Hi there, Oh Goddess of Etiquette: So here's my quandary. I recently received invitations to two weddings for completely unrelated people (well, other than the fact they both knew me). Both invitations "requested the honor of a response" on my behalf. Sure, I am happy to do so, having been through the horror of planning my own wedding. The problem? There are no response cards. None.

Much less a pre-stamped sort of anything. Also? No phone number or address anywhere on the invitation to which I might send the response. I managed to track down the brides & grooms to let them know I would be attending the weddings, but they seemed put out with me that I didn't send a note instead (actually going so far as to tell me "Well, the address was on the envelope the invitations were sent in; why didn't you use that?")


When I asked a co-worker about it, I was told that this is the "most formal" manner in which an RSVP may be sent. Am I just that out of the loop, or is this new, different, and irritating? I concede to your greater wisdom, but I know my Emily Post doesn't say anything about this trend. Thanks in advance for your help.

A: So, technically, it's true: there is a tradition wherein formal wedding invitations don't include RSVP cards. The thought being that any Well-Bred (shudder at the word) guest would, of course, know that an invitation necessitated a response and traditionally, at least, a written response was considered the proper formal method of replying. The inclusion of a card, the reasoning goes, might be seen as an insult to the guest's knowledge of good manners, sort of like including a self-addressed stamped thank-you note with a gift. It was just weird, and not the done thing.

But, see, here's a prime example of what I call Dumb Etiquette. I am all for living by a set of social conventions that help us all get along, that make everyone's lives a little nicer, more pleasant civilized, if you will. But slavish devotion to rules that don't do a damn thing for improving the quality of our societal interactions when the rules in fact seem to serve no purpose other than to make the follower feel all hoity-toity about how "classy" (cringe; see "well-bred," above) they are for abiding by them well frankly that, to me, is just moronic. The fact is that these days, the majority of wedding invitations arrive with a handy reply card. It makes things easier for the guests; it ups the odds for the betrothed couple that they'll actually get replies. Everyone wins. If a bride and groom choose not to include one in their invitation package then that is, of course, their perfect prerogative, but they should most certainly not, then, be surprised at all to discover that many of their guests will be rather confused about where the heck it is, exactly, replies should be sent, or in what manner.

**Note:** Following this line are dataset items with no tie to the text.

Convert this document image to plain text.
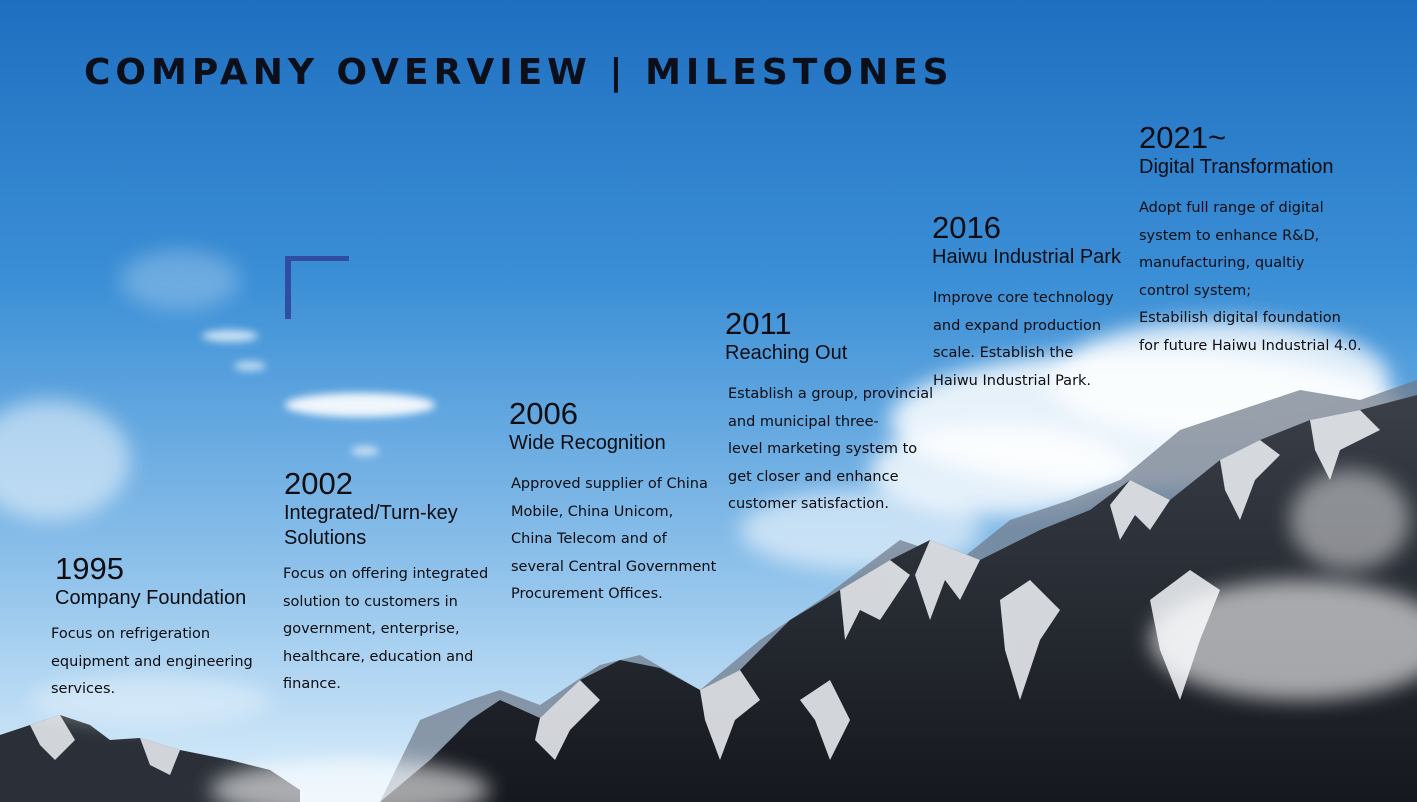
COMPANY OVERVIEW | MILESTONES
1995
Company Foundation
Focus on refrigeration
equipment and engineering
services.
2002
Integrated/Turn-key
Solutions
Focus on offering integrated
solution to customers in
government, enterprise,
healthcare, education and
finance.
2006
Wide Recognition
Approved supplier of China
Mobile, China Unicom,
China Telecom and of
several Central Government
Procurement Offices.
2011
Reaching Out
Establish a group, provincial
and municipal three-
level marketing system to
get closer and enhance
customer satisfaction.
2016
Haiwu Industrial Park
Improve core technology
and expand production
scale. Establish the
Haiwu Industrial Park.
2021~
Digital Transformation
Adopt full range of digital
system to enhance R&D,
manufacturing, qualtiy
control system;
Estabilish digital foundation
for future Haiwu Industrial 4.0.
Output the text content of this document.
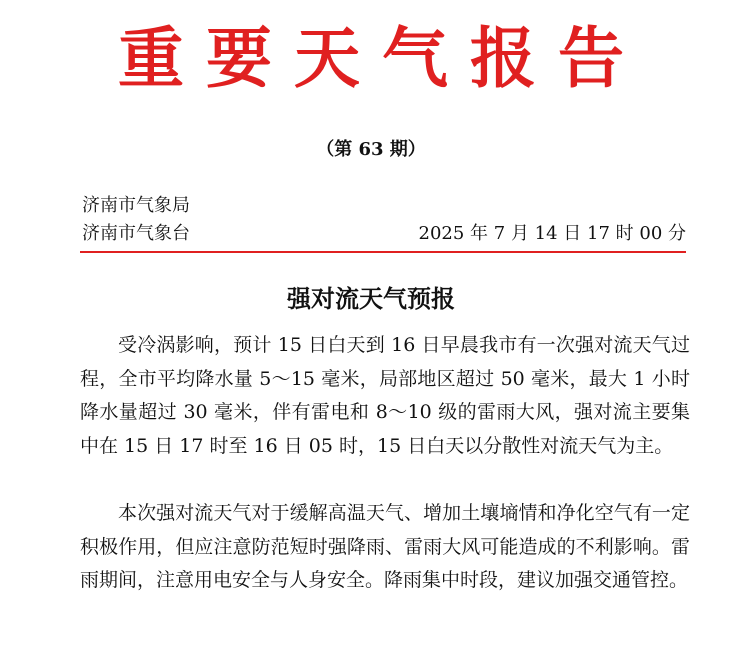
重要天气报告
（第 63 期）
济南市气象局
济南市气象台	2025 年 7 月 14 日 17 时 00 分
强对流天气预报

受冷涡影响，预计 15 日白天到 16 日早晨我市有一次强对流天气过程，全市平均降水量 5～15 毫米，局部地区超过 50 毫米，最大 1 小时降水量超过 30 毫米，伴有雷电和 8～10 级的雷雨大风，强对流主要集中在 15 日 17 时至 16 日 05 时，15 日白天以分散性对流天气为主。

本次强对流天气对于缓解高温天气、增加土壤墒情和净化空气有一定积极作用，但应注意防范短时强降雨、雷雨大风可能造成的不利影响。雷雨期间，注意用电安全与人身安全。降雨集中时段，建议加强交通管控。
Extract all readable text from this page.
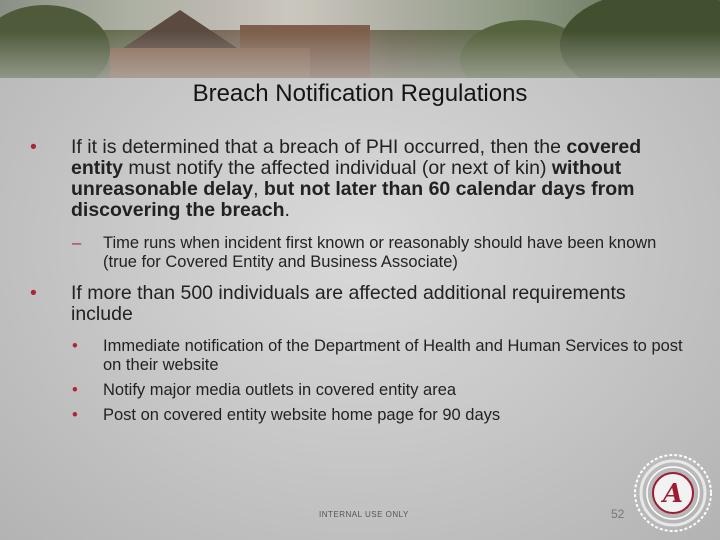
Breach Notification Regulations
• If it is determined that a breach of PHI occurred, then the covered entity must notify the affected individual (or next of kin) without unreasonable delay, but not later than 60 calendar days from discovering the breach.
– Time runs when incident first known or reasonably should have been known (true for Covered Entity and Business Associate)
• If more than 500 individuals are affected additional requirements include
• Immediate notification of the Department of Health and Human Services to post on their website
• Notify major media outlets in covered entity area
• Post on covered entity website home page for 90 days
INTERNAL USE ONLY	52
A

You went to the effort of letting both couples know whether or not you'd be attending, thus adhering to their request for "the honor of a response" (which, if we're getting picky about formalities here, reads a little strangely; I'd think "favor" would be a more appropriate word choice), so as far as I'm concerned, any miffed-ness on the part of the couples is pretty damn silly, quite a lot petty, and not a small amount rude. Good manners aren't really about being right, but about being gracious.